I don't think I complain enough about stuff in public. I should get on that.

Okay, so I knew when I first started doing web work for Georgia State University (five years ago) that a state-run university system would be loaded with bureaucracy. So it should come as no surprise. Here's one fun example.

With all of my other clients, I do work, I send them an invoice, they send me a check. Sometimes it takes longer than others, but it (usually) gets done.

With State, though, there's an extra step. Oh, no, sending the invoice isn't enough. You see, the department has to file a Payment Request Form to the Budget Office for said invoice to get it processed and paid. That they have to file the form is not the problem. The problem: said form requires my signature.

Here's the trick: the department can't fill out the form until after they receive my invoice. So I can't pre-sign the form. And the department has to print out the form - I can't do it myself, send it with my invoice, and have them look it over, sign it, and submit it.

Basically, they want me to authorize their authorization of my invoice. At least, that's how it looks to me.

So, every time I submit an invoice, I have to make a two-hour trip to State to sign a form. Were it not for that, I would almost never set foot on campus. All of my regular correspondence with the departments I do work for takes place via email. In "emergencies", they call me. The last five trips I made to State involved walking into an office and signing a form.

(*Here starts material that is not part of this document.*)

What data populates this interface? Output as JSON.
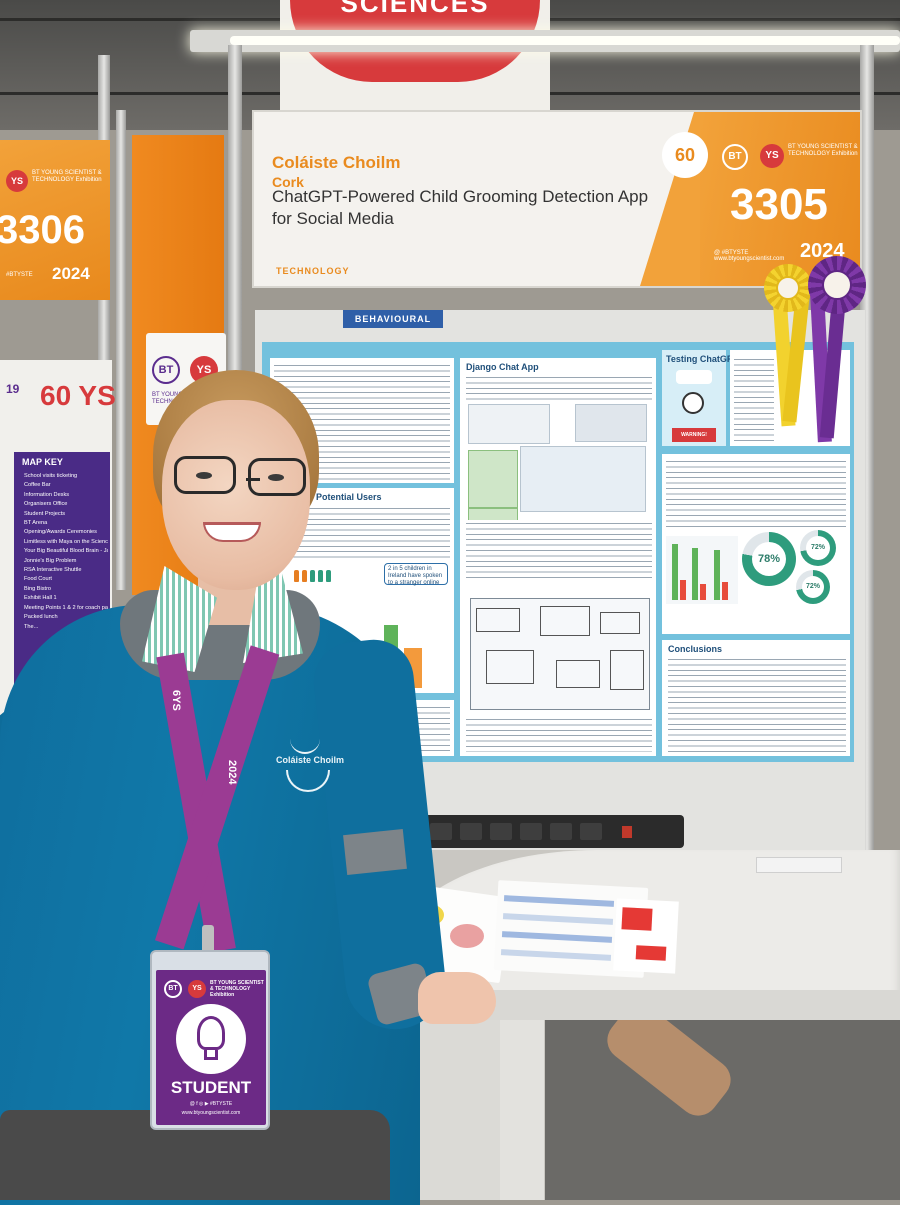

Technically, I could bill the departments for the hours I blow making the trip, but I haven't been able to bring myself to do it. Honestly, it's not the departments' fault that I have to do it - it's the Budget Office. I would bill them, but I have a feeling I know where that invoice would end up.

It did make me wonder, though: what happens if State has work done by a vendor in, say, California. Do they have to fly in for a special trip to sign the form? I can already imagine the guy getting off the plane, shrugging: "Well, you gotta do what you gotta do to get paid."

Oh, and I chuckled recently when State sent me a letter telling me that they no longer had my social security number on file. I can only imagine that they must have purged their five-year-old records. Nice to know that my SSN is safe and secure.

Alas, they do pay me for work, so I have to at least be happy for that.

Okay, end of complaint bin. For now.